I persiani, spinti dalle fruste alle spalle, attaccarono e caddero in massa. Ma alla fine, la pura forza dei numeri prevalse. Leonida fu ucciso e i pochi greci rimasti si ritirarono nel punto più stretto del passo per opporre la loro ultima resistenza.
“In quel luogo si difesero con le spade, se ancora le avevano, e con le mani e i denti. I barbari li seppellirono con i missili, alcuni attaccando dal davanti e buttando giù il muro di difesa, altri circondandoli da ogni lato”, scrive Erodoto.

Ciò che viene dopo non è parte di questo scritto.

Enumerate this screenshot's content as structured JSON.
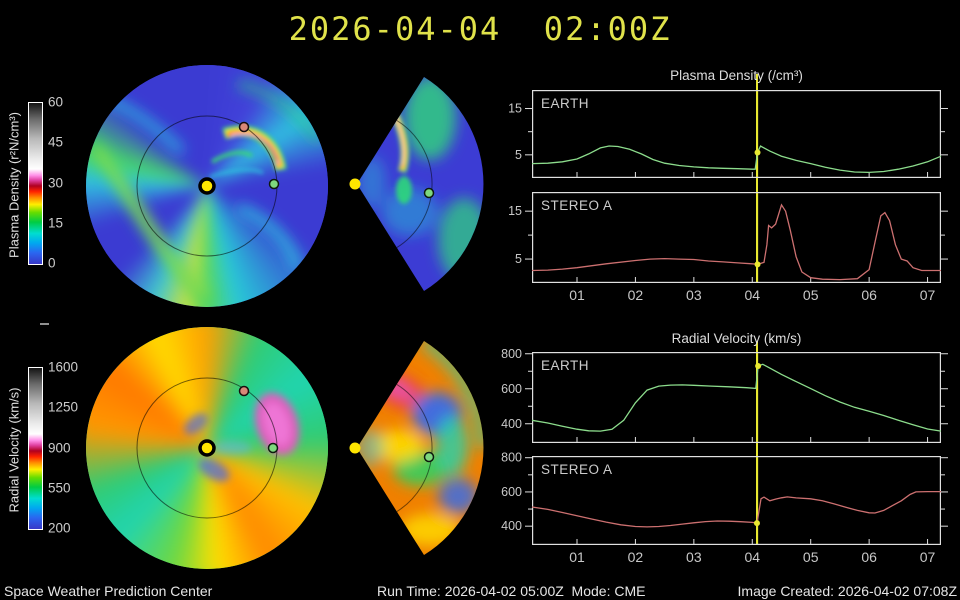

Gli Spartani e i Tessali morirono quasi tutti, mentre i Tebani, riconoscendo la sconfitta, si arresero.
Ricordando le Termopili
Anche se sconfitti alle Termopili, i Greci avrebbero alla fine prevalso nella seconda guerra greco-persiana, anche se non prima che Atene fosse saccheggiata dai Persiani. In seguito a una sconfitta navale nella battaglia di Salamina, Serse si ritirò in Asia, perdendo molti uomini per malattia e fame lungo la strada. Anche se lasciò una forza per continuare l’invasione l’anno successivo, anch’essa non ebbe successo.
Da un punto di vista puramente strategico, la battaglia delle Termopili non fu necessariamente un momento determinante della guerra greco-persiana. Battaglie successive, come Salamina, che lasciò la flotta persiana a brandelli, si sarebbero rivelate più significative. Ma la battaglia delle Termopili ha poca concorrenza quando si tratta di puro dramma. Rappresentò la lotta del piccolo impero greco contro una forza prepotente che voleva portargli via la patria, e sancì per sempre il valore degli spartani.
La battaglia, anche se fu una sconfitta per i greci, fu una vittoria metaforica della libertà sulla tirannia e del coraggio sulla paura. In più di 2.00 anni da allora, i suoi poteri allegorici si sono solo rafforzati.